Wir haben in Deutschland ein Ausmaß an Internationalität und Toleranz erreicht, auf das wir wirklich stolz sein können. Viele Länder der Welt beneiden uns darum. Hinter diese Errungenschaften, hinter diese politische Leistung wollen und müssen wir nicht zurückfallen. Das gilt für die Freiheitsrechte des Einzelnen, der vom Staat nicht gegängelt wird, ebenso wie für die Bereicherung unseres Landes durch andere Kulturen, Talente, Lebensgewohnheiten, Meinungen und Mentalitäten.

(Zustimmung bei der SPD)

Umso wichtiger ist es jedoch, dass wir eben dieses offene und weltoffene Deutschland auch schützen. Wenn Bedrohungen von Menschen ausgehen, die die Offenheit unserer Gesellschaft missbrauchen, dann werden wir gegen sie mit den Mitteln des

Rechtsstaates vorgehen. Für Langmut gibt es dabei keinen Grund und keinen Raum.

(Beifall bei der SPD)

Organisierte Kriminalität hat unser Land seit Jahrzehnten beschäftigt. Der islamistische Terror hat ihn allerdings perfektioniert. Für die Finanzierung des Terrorismus werden alle denkbaren Schauplätze der Verbrechen aufgesucht und ausgenutzt. Ob durch Drogenhandel, Schutzgelderpressung oder Menschenschmuggel - jeder Weg ist den Terroristen willkommen, um Kapital für ihre zerstörerischen Pläne zu beschaffen.

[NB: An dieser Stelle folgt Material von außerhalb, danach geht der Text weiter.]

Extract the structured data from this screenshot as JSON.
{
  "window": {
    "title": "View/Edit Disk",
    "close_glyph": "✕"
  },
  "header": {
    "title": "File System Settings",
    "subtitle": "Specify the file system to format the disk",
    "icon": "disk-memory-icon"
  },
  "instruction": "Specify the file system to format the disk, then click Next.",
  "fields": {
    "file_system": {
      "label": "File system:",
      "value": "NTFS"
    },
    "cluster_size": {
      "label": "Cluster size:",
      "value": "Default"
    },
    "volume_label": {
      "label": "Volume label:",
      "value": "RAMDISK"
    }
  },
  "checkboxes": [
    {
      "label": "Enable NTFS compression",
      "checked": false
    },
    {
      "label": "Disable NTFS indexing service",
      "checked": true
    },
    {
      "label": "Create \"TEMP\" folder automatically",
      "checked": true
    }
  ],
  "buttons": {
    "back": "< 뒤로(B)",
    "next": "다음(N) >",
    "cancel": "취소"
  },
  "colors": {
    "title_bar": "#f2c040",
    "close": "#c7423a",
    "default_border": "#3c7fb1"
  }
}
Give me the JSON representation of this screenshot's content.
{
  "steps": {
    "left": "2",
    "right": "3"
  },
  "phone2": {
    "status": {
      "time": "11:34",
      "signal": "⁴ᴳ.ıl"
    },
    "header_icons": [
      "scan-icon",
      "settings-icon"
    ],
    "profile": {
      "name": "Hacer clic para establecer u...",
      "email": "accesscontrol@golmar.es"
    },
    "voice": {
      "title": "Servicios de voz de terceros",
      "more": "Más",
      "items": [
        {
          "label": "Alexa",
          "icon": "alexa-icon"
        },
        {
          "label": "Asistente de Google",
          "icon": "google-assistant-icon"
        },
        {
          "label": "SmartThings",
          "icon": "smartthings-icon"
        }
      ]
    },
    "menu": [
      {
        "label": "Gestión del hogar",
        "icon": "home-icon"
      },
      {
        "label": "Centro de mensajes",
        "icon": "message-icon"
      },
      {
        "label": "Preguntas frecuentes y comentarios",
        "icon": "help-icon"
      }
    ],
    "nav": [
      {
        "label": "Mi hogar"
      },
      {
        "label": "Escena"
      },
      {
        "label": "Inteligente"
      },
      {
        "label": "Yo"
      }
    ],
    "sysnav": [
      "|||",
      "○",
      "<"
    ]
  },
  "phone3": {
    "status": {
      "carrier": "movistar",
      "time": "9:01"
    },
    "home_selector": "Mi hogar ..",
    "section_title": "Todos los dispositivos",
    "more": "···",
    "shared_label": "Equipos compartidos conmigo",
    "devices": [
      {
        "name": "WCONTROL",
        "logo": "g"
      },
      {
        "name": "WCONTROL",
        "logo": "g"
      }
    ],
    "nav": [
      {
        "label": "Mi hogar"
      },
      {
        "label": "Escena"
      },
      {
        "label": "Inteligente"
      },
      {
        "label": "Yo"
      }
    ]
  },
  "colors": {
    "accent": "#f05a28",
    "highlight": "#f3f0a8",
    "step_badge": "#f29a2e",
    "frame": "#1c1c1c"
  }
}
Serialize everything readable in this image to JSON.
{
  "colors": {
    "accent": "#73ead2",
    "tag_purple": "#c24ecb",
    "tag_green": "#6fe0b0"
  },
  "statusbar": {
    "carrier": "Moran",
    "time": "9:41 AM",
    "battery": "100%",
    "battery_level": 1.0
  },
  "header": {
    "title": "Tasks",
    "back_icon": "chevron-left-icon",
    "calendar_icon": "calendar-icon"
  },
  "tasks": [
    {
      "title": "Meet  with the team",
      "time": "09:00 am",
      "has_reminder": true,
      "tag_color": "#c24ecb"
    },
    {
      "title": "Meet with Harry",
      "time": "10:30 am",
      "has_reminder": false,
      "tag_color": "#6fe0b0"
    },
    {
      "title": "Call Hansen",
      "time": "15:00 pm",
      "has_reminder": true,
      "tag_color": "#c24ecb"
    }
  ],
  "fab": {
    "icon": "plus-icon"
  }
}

Dieses neue Potenzial für Gewaltverbrechen, Massenmord und Aufwiegelung zum Völker- und Rassenhass hat eine andere Dimension als selbst die schlimmsten Formen bislang gekannter internationaler und organisierter Kriminalität in der Nachkriegsgeschichte. Wir müssen und wir werden diesen Gefahren entschieden entgegentreten.

Meine Damen und Herren, die Realität hat sich verändert, und auf diese Veränderung haben wir zu reagieren, und zwar auch mit Instrumenten, die wir bislang nicht für notwendig erachtet haben.

Eine Rasterfahndung gegen randalierende Punker, wie sie Mitte der 90er-Jahre nach den „ChaosTagen“ gefordert wurde, wäre auch heute noch nach meiner Auffassung unsinnig gewesen.

(Beifall bei der SPD)

Wir wissen auch, dass selbst die Bundesländer, die die Rasterfahndung im Gefahrenabwehrrecht hatten, sie nicht angewendet haben. Gegen 1 000 betrunkene Jugendliche in einer Innenstadt braucht man keine Rasterfahndung, sondern im Zweifel 2 000 und mehr nüchterne Polizeibeamte.

(Beifall bei der SPD)

Aber gegen international organisierte Terroristen oder Straftäter nützen im Zweifel noch so viele Polizisten nichts, wenn wir die Strukturen und die Straftäter nicht kennen. Genau diese Strukturen und Personen müssen wir aber bereits im Vorfeld einer denkbaren Straftat kennen lernen. Deshalb brauchen wir heute ein Instrument wie die Rasterfahndung im Gefahrenabwehrrecht und nicht nur, wie bislang, im Strafrecht.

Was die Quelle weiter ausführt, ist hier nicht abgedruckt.